Шереметева, Надежда Николаевна

Поделись знанием:
(перенаправлено с «Тютчева, Надежда Николаевна»)
Перейти к: навигация, поиск
Надежда Николаевна Шереметева

Литографическая копия портрета Н. Н. Шереметевой работы Г. И. Белова[1]
Имя при рождении:

Надежда Николаевна Тютчева

Место смерти:

Москва

Надежда Николаевна Шереметева (урождённая Тютчева) (26 сентября 1775 — 11 мая 1850, Москва) — тётка поэта Ф. И. Тютчева, друг Н. В. Гоголя, называвшего её своей «духовной матерью»





Биография

Дочь Николая Андреевича Тютчева (1720—1797) и Пелагеи Денисовны Панютиной (1739—1812). Вышла замуж за отставного гвардии капитан-поручика Василия Петровича Шереметева (1765—1808). Поселилась с ним в его поместье Покровское-Шереметево. Замужество было счастливым, но недолгим. 19 июля 1808 года[2] на холме у самой усадьбы лошади понесли пролётку, в которой Василий Петрович возвращался домой, и разбили её. В. П. Шереметев скончался прямо на месте крушения. Молодая вдова неполных 33 лет осталась с тремя детьми на руках: Алексеем, Пелагеей (1802—1871) (позднее замужем за М. Н. Муравьёвым) и младшей Анастасией (позднее замужем за И. Д. Якушкиным). Василия Петровича похоронили под Троицкой церковью в Саввино-Сторожевском монастыре в Звенигородском уезде[2], куда впоследствии Надежда Николаевна совершала ежегодные паломничества.
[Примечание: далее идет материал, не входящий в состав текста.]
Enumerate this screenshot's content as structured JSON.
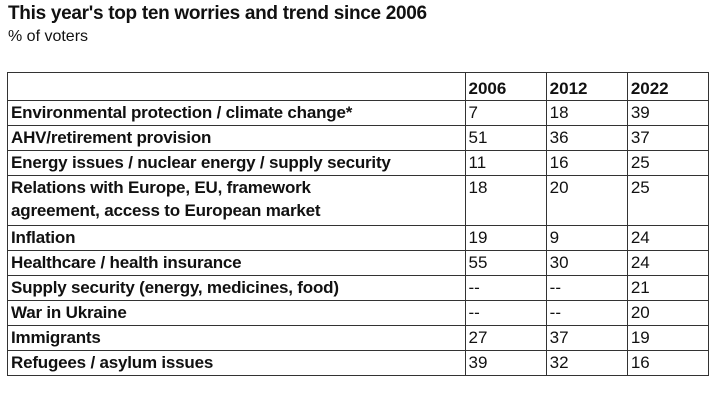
{
  "title": "This year's top ten worries and trend since 2006",
  "subtitle": "% of voters",
  "chart_data": {
    "type": "table",
    "title": "This year's top ten worries and trend since 2006",
    "subtitle": "% of voters",
    "columns": [
      "",
      "2006",
      "2012",
      "2022"
    ],
    "rows": [
      {
        "label": "Environmental protection / climate change*",
        "values": [
          "7",
          "18",
          "39"
        ]
      },
      {
        "label": "AHV/retirement provision",
        "values": [
          "51",
          "36",
          "37"
        ]
      },
      {
        "label": "Energy issues / nuclear energy / supply security",
        "values": [
          "11",
          "16",
          "25"
        ]
      },
      {
        "label": "Relations with Europe, EU, framework agreement, access to European market",
        "values": [
          "18",
          "20",
          "25"
        ]
      },
      {
        "label": "Inflation",
        "values": [
          "19",
          "9",
          "24"
        ]
      },
      {
        "label": "Healthcare / health insurance",
        "values": [
          "55",
          "30",
          "24"
        ]
      },
      {
        "label": "Supply security (energy, medicines, food)",
        "values": [
          "--",
          "--",
          "21"
        ]
      },
      {
        "label": "War in Ukraine",
        "values": [
          "--",
          "--",
          "20"
        ]
      },
      {
        "label": "Immigrants",
        "values": [
          "27",
          "37",
          "19"
        ]
      },
      {
        "label": "Refugees / asylum issues",
        "values": [
          "39",
          "32",
          "16"
        ]
      }
    ]
  }
}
Предполагают, что ранняя и трагическая смерть мужа существенно укрепила религиозные настроения Надежды Николаевны[3]. Вскоре после того как Надежда Николаевна оправилась от горя, делом её жизни стала забота о людях, порой ей совсем неизвестных. "Всю свою жизнь, быть может несколько суетливо, — пишет один из её потомков, но без всякого показного эффекта, она хлопотала о самых различных людях"[3], то помещая ребёнка или пожилую женщину в больницу, то навещая мать, потерявшую сына. Ей доверяли значительные средства на самую разнообразную благотворительную помощь.

С начала 1816 года Шереметева с детьми поселилась в доме брата Ивана, отца будущего поэта Ф. И. Тютчева, в Армянском переулке. Переезд в Москву был связан с поступлением сына Алексея в училище колонновожатых[4]. Сын её брата, будущий поэт Ф. И. Тютчев, вырос в тесном общении с членами семьи Н. Н. Шереметевой. Состояла в переписке с В. А. Жуковским. К своим друзьям причисляла и П. Я. Чаадаева. Много сделала для воспитания внуков – детей декабриста И. Д. Якушкина. С Иваном Дмитриевчием была в постоянной переписке, до самой смерти писала непременно раз в неделю. По словам современников, была вспыльчива, но всегда готова прийти на помощь ближнему.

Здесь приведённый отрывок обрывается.